Let’s say we plan to do some meta analysis around product attributes and prices: for example, the number of pages a book has, or the type of fabric a piece of clothing is made of, and potentially other attributes in the future, correlated to price. We run through the questions and realize that this data is sparse (relatively few products have any one of the attributes), and that we may decide to add or remove attributes frequently. In this case, it may make sense to create a product type that looks like this:
- Product title
- Product ID number (if available/relevant)
- Attributes (optional list or dictionary)

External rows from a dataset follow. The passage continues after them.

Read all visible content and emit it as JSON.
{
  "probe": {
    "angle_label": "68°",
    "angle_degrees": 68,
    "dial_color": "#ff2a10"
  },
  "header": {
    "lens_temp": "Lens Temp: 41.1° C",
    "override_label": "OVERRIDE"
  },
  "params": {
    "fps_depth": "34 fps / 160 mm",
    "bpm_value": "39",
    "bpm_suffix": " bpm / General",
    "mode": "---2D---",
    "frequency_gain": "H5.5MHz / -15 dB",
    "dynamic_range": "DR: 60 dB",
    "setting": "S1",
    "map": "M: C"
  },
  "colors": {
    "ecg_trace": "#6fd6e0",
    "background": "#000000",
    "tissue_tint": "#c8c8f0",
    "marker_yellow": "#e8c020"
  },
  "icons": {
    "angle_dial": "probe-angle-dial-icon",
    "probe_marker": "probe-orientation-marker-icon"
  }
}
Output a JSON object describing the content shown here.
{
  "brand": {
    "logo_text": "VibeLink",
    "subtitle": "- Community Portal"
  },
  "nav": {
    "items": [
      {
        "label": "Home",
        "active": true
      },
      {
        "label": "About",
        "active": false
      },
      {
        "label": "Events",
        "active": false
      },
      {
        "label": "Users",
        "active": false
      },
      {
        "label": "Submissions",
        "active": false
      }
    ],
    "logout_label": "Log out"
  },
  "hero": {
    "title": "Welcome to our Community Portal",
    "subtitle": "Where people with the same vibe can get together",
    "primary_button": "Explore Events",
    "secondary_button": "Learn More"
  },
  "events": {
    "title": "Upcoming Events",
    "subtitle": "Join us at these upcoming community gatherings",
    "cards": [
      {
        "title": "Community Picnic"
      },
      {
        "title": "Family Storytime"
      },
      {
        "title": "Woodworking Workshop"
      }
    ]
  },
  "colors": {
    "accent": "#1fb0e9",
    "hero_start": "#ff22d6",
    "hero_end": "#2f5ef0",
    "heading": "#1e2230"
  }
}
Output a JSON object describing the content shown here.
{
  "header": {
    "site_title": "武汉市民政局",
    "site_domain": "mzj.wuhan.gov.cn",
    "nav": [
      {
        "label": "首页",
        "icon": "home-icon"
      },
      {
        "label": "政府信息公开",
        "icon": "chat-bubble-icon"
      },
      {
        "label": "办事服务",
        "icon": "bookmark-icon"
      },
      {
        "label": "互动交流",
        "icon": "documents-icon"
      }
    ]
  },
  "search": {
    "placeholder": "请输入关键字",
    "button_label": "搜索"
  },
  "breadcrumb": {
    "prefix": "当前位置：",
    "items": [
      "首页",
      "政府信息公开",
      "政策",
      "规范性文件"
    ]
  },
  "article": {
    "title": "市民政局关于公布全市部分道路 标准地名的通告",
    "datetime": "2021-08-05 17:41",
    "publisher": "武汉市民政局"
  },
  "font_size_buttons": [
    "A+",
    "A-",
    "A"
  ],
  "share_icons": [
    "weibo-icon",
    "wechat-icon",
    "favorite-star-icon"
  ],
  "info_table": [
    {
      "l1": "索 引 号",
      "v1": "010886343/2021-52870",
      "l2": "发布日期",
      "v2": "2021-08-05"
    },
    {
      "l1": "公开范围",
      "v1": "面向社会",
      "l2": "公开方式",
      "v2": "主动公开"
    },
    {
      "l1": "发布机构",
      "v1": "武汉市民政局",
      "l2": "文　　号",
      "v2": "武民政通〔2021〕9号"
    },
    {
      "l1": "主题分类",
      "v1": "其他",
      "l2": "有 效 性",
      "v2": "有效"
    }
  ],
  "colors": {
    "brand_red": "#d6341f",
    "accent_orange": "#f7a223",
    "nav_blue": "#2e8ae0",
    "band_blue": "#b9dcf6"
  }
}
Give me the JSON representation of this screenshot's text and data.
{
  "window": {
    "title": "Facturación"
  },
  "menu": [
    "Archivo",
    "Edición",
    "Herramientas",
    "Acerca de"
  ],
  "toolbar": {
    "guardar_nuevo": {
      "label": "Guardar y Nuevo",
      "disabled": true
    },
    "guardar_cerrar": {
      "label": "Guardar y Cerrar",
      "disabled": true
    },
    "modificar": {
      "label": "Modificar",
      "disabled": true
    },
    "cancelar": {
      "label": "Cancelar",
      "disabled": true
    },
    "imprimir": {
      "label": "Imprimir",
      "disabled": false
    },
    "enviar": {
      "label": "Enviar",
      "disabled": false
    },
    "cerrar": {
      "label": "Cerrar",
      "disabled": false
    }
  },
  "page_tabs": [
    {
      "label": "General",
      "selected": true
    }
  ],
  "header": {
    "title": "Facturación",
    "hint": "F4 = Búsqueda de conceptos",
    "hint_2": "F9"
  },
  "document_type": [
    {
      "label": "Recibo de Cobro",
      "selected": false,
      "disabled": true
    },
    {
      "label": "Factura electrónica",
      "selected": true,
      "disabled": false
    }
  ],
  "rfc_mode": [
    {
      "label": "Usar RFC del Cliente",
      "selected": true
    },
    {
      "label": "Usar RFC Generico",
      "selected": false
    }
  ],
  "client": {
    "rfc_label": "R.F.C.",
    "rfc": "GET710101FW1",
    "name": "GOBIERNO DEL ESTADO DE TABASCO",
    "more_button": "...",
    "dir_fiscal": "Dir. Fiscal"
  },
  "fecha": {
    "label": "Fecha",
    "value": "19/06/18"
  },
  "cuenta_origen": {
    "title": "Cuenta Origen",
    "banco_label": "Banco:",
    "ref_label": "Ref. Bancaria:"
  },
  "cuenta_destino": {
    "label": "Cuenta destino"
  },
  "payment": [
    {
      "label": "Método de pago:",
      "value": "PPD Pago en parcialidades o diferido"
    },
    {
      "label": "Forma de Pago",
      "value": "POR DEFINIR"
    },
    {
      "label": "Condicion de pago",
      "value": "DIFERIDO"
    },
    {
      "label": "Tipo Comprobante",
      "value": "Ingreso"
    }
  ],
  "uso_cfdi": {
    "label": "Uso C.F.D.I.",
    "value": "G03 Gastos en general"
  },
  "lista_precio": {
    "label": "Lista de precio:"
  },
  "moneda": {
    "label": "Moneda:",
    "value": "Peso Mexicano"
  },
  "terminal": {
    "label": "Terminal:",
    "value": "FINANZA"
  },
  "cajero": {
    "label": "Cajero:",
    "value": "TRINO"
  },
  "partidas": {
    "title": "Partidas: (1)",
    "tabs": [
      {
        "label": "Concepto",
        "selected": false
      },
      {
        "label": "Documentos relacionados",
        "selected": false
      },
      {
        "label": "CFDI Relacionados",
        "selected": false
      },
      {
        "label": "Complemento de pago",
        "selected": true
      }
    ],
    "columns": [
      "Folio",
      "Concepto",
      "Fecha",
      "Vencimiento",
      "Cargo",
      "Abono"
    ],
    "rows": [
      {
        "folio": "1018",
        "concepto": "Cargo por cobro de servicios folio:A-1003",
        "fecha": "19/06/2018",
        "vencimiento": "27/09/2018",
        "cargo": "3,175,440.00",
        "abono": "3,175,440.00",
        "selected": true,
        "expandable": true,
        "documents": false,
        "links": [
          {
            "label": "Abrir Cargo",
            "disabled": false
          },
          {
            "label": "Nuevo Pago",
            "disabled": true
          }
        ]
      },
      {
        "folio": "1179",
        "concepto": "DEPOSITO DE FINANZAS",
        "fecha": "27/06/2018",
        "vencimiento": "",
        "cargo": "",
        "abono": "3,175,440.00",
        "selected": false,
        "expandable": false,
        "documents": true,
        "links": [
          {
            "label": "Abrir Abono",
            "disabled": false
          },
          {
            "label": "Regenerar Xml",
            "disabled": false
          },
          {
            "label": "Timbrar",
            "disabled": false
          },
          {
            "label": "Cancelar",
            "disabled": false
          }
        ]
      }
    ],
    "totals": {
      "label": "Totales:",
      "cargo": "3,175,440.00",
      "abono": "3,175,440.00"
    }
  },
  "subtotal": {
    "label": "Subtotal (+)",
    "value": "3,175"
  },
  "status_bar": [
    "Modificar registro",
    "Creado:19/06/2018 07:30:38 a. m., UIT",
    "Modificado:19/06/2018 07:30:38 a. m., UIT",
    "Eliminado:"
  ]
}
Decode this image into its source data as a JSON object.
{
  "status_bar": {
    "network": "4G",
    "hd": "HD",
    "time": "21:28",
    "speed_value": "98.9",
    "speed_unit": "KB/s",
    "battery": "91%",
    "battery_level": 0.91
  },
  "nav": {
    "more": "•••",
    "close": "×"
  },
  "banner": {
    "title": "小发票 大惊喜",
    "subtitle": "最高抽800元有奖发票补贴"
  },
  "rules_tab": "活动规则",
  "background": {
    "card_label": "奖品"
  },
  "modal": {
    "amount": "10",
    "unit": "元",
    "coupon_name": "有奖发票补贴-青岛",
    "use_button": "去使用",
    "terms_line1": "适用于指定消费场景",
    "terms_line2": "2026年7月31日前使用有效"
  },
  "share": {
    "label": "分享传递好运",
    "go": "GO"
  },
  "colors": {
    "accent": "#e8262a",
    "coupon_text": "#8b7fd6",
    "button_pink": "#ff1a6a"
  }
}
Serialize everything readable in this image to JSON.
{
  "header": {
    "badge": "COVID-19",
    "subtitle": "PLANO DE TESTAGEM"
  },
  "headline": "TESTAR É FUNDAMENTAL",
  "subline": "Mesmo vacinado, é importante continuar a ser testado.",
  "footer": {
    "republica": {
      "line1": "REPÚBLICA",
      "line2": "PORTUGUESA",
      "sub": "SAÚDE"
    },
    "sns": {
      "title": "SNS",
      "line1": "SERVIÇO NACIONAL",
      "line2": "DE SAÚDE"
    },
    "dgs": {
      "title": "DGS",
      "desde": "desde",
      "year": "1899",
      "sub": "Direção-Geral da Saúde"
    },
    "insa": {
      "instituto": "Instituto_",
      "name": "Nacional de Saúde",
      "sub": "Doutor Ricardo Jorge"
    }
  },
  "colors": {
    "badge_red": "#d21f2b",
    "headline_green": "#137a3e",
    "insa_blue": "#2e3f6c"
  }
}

And an attribute type that looks like this:
- Attribute name
- Attribute value
If we’re scraping news articles, we may want basic information such as the following:
But say some articles contain a “revision date,” or “related articles, or a “number of social media shares.” Do we need these? Are they relevant to our project? How do we efficiently and flexibly store the number of social media shares when not all news sites use all forms of social media, and social media sites may grow or wane in popularity over time?
It can be tempting, when faced with a new project, to dive in and start writing Python to scrape websites immediately. The data model, left as an afterthought, often becomes strongly influenced by the availability and format of the data on the first website we scrape.
However, the data model is the underlying foundation of all the code that uses it. A poor decision in our model can easily lead to problems writing and maintaining code down the line, or difficulty in extracting and efficiently using the resulting data. Especially when dealing with a variety of websites—both known and unknown—it becomes vital to give serious thought and planning to what, exactly, we need to collect and how we need to store it.